Alternative Investment Management Association Representing alternative asset managers globally
We are all aware of the four freedoms which characterise the European Union. We all agree that these constitute the fundamental pillars on which the internal market operates….. But is this really the case?
Decades after the establishment of the four freedoms, including the freedom to provide services throughout all European Member States, it appears that these rights are being undermined. What is even more astonishing is that the freedom to provide services is being restricted, or wilfully ignored, by those same European institutions that should be the guarantors thereof.
Originally, the Council and the Commission painstakingly ensured to render effective the freedom of the provision of services by credit institutions and investment firms. Indeed the Banking Directive was the first European legislative instrument which created the concept of a passport right for credit institutions on the basis of a harmonised authorisation regime. That is, in recognition of the fact that the different licensing requirements imposed on banks by each Member State of the European Union effectively constituted a barrier to entry, the Banking Directive sought to (i) harmonise the authorisation requirements for credit institutions in the European Union, and (ii) create a passport right for European credit institutions wishing to provide banking services in other European jurisdictions. In other words, a level playing field was created so that the licensing requirements applicable to credit institutions in any European jurisdiction would not result in a barrier to entry to the provision of banking and ancillary services in any other European Member State. Once national differences were ironed out, credit institutions could provide banking services in all European Member States, either by setting up a branch, or on a cross-border basis. The same passport right was granted by MIFID to investment services firms.

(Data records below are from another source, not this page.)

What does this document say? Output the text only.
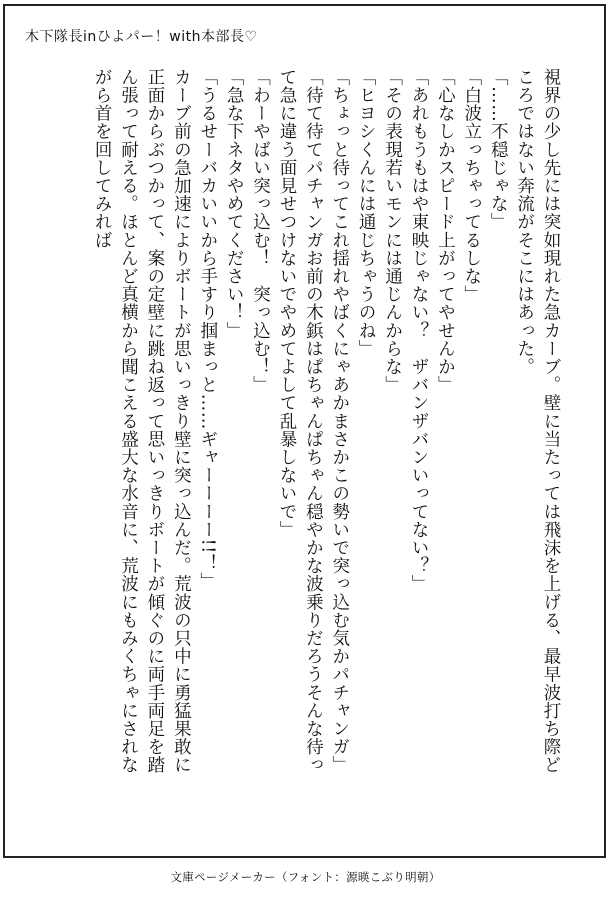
木下隊長inひよパー！with本部長♡
視界の少し先には突如現れた急カーブ。壁に当たっては飛沫を上げる、最早波打ち際ど
ころではない奔流がそこにはあった。
「……不穏じゃな」
「白波立っちゃってるしな」
「心なしかスピード上がってやせんか」
「あれもうもはや東映じゃない？　ザバンザバンいってない？」
「その表現若いモンには通じんからな」
「ヒヨシくんには通じちゃうのね」
「ちょっと待ってこれ揺れやばくにゃあかまさかこの勢いで突っ込む気かパチャンガ」
「待て待てパチャンガお前の木鋲はぱちゃんぱちゃん穏やかな波乗りだろうそんな待っ
て急に違う面見せつけないでやめてよして乱暴しないで」
「わーやばい突っ込む！　突っ込む！」
「急な下ネタやめてください！」
「うるせーバカいいから手すり掴まっと……ギャーーーー!!！」
カーブ前の急加速によりボートが思いっきり壁に突っ込んだ。荒波の只中に勇猛果敢に
正面からぶつかって、案の定壁に跳ね返って思いっきりボートが傾ぐのに両手両足を踏
ん張って耐える。ほとんど真横から聞こえる盛大な水音に、荒波にもみくちゃにされな
がら首を回してみれば
文庫ページメーカー（フォント：源暎こぶり明朝）
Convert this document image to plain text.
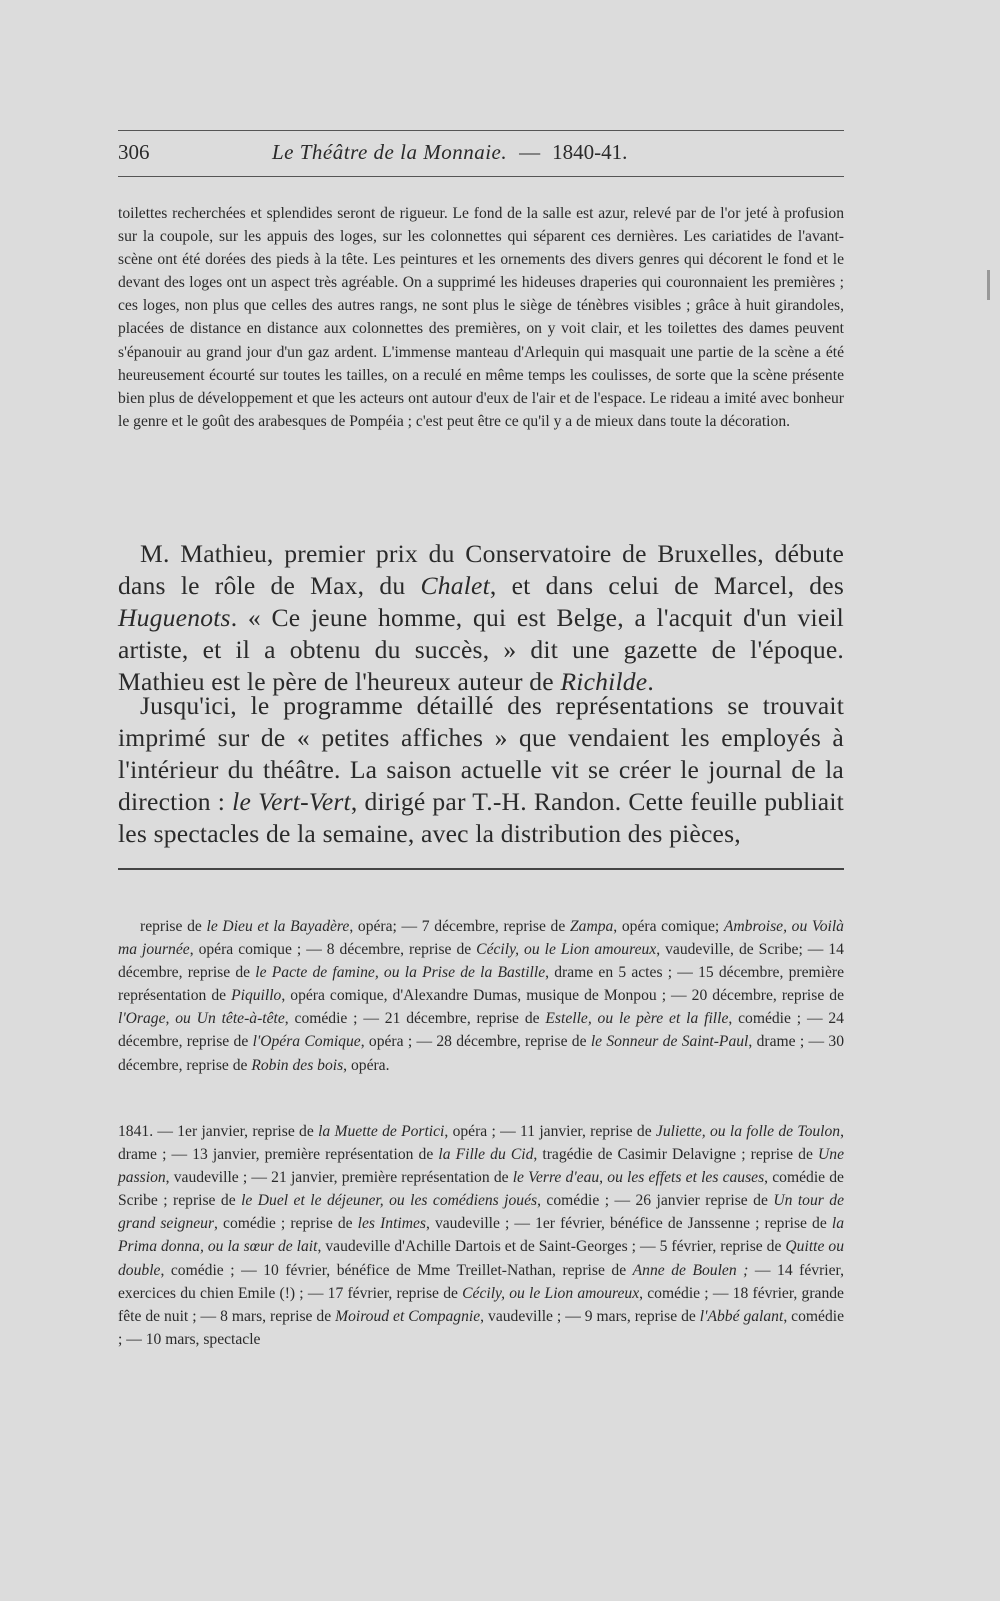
306	Le Théâtre de la Monnaie. — 1840-41.

toilettes recherchées et splendides seront de rigueur. Le fond de la salle est azur, relevé par de l'or jeté à profusion sur la coupole, sur les appuis des loges, sur les colonnettes qui séparent ces dernières. Les cariatides de l'avant-scène ont été dorées des pieds à la tête. Les peintures et les ornements des divers genres qui décorent le fond et le devant des loges ont un aspect très agréable. On a supprimé les hideuses draperies qui couronnaient les premières ; ces loges, non plus que celles des autres rangs, ne sont plus le siège de ténèbres visibles ; grâce à huit girandoles, placées de distance en distance aux colonnettes des premières, on y voit clair, et les toilettes des dames peuvent s'épanouir au grand jour d'un gaz ardent. L'immense manteau d'Arlequin qui masquait une partie de la scène a été heureusement écourté sur toutes les tailles, on a reculé en même temps les coulisses, de sorte que la scène présente bien plus de développement et que les acteurs ont autour d'eux de l'air et de l'espace. Le rideau a imité avec bonheur le genre et le goût des arabesques de Pompéia ; c'est peut être ce qu'il y a de mieux dans toute la décoration.

M. Mathieu, premier prix du Conservatoire de Bruxelles, débute dans le rôle de Max, du Chalet, et dans celui de Marcel, des Huguenots. « Ce jeune homme, qui est Belge, a l'acquit d'un vieil artiste, et il a obtenu du succès, » dit une gazette de l'époque. Mathieu est le père de l'heureux auteur de Richilde.

Jusqu'ici, le programme détaillé des représentations se trouvait imprimé sur de « petites affiches » que vendaient les employés à l'intérieur du théâtre. La saison actuelle vit se créer le journal de la direction : le Vert-Vert, dirigé par T.-H. Randon. Cette feuille publiait les spectacles de la semaine, avec la distribution des pièces,

reprise de le Dieu et la Bayadère, opéra; — 7 décembre, reprise de Zampa, opéra comique; Ambroise, ou Voilà ma journée, opéra comique ; — 8 décembre, reprise de Cécily, ou le Lion amoureux, vaudeville, de Scribe; — 14 décembre, reprise de le Pacte de famine, ou la Prise de la Bastille, drame en 5 actes ; — 15 décembre, première représentation de Piquillo, opéra comique, d'Alexandre Dumas, musique de Monpou ; — 20 décembre, reprise de l'Orage, ou Un tête-à-tête, comédie ; — 21 décembre, reprise de Estelle, ou le père et la fille, comédie ; — 24 décembre, reprise de l'Opéra Comique, opéra ; — 28 décembre, reprise de le Sonneur de Saint-Paul, drame ; — 30 décembre, reprise de Robin des bois, opéra.

1841. — 1er janvier, reprise de la Muette de Portici, opéra ; — 11 janvier, reprise de Juliette, ou la folle de Toulon, drame ; — 13 janvier, première représentation de la Fille du Cid, tragédie de Casimir Delavigne ; reprise de Une passion, vaudeville ; — 21 janvier, première représentation de le Verre d'eau, ou les effets et les causes, comédie de Scribe ; reprise de le Duel et le déjeuner, ou les comédiens joués, comédie ; — 26 janvier reprise de Un tour de grand seigneur, comédie ; reprise de les Intimes, vaudeville ; — 1er février, bénéfice de Janssenne ; reprise de la Prima donna, ou la sœur de lait, vaudeville d'Achille Dartois et de Saint-Georges ; — 5 février, reprise de Quitte ou double, comédie ; — 10 février, bénéfice de Mme Treillet-Nathan, reprise de Anne de Boulen ; — 14 février, exercices du chien Emile (!) ; — 17 février, reprise de Cécily, ou le Lion amoureux, comédie ; — 18 février, grande fête de nuit ; — 8 mars, reprise de Moiroud et Compagnie, vaudeville ; — 9 mars, reprise de l'Abbé galant, comédie ; — 10 mars, spectacle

Interestingly, both the Banking Directive and MIFID regulate the provision of custody services. Whereas however, at present, the safekeeping of securities and the provision of safe custody services are principal activities subject to mutual recognition in terms of the Banking Directive, MIFID lists the provision of safekeeping services, including custodianship for financial instruments, as an ancillary service. This should change with the coming into force of MIFID II, which, provided that the current approach is retained, will ensure that the safekeeping and custody of financial instruments becomes licensable as a main activity.
The net effect of this is – or should be – that a credit institution or an investment firm, authorised by a European Member State in terms of the relevant directive to provide custody services, may provide these services in other European jurisdictions simply by exercising the passport rights granted by that same directive.
But is it really so? No. Notwithstanding these passport rights, based on the fundamental principle of freedom to provide services, AIFMD and UCITS IV provide that such funds may only appoint as custodians credit institutions or investment firms established in the home member state of the UCITS or the AIF.
It follows that a depositary for a UCITS or an AIF must have a physical presence in the jurisdiction where the fund is located. In other words, credit institutions or investment firms authorised in any European Member State in terms of the relative directive to provide custody services, may not exercise the passport rights granted by the directive regulating their activities, because another European directive regulating the operations of the fund itself precludes it.
At best this is a contradiction. At worse, it’s a clear disregard of the fundamental freedom characterising the European Union. The next question is obvious: is this difference in treatment justified?
The standard reply would typically be that this is justified in terms of investor protection. But is this really the case? Thinking about it from an investor protection perspective, what distinguishes an investor – retail or otherwise – who opens a managed account, from another investor who invests in a UCITS fund or an AIF? Nothing. In both circumstances, the manager must take into account the risk profile of the investor before making an investment for its client or allowing the investor to invest in the fund. Indeed, the only marked difference is in the obligations imposed on depositaries of funds, which are subject to more onerous obligations in terms of the relative directive. If anything, these obligations are a further safeguard of investors’ interest.
From an investors’ interest perspective, one can argue that the possibility of having “depository platforms” or even a European centre of excellence for depositaries should lead to a reduction of operational costs and achieve economies of scale, thereby increasing competition. As a result, investors would benefit from reduced costs and greater quality of service.
Seen from this perspective, the ‘investor protection’ rationale does not hold water. It is therefore neither justified nor necessary to restrict one of the fundamental freedoms on such grounds.
The restrictive eligibility criteria for depositaries have given rise to a ‘depositary passport’ debate. The truth is that the depositary passport already exists. It is exercisable in terms of the Banking Directive and MIFID. UCITS VI and AIFMD II do not need to cater for it. The best interest of investors and the bolstering of competition in the internal market demand the cessation of such disproportionate and discriminatory treatment in respect of depositaries established in one jurisdiction and not in another. The failure to do so will result in a disproportionate monetary burden being suffered by investors in those Member States which do not have access to a myriad of depositaries.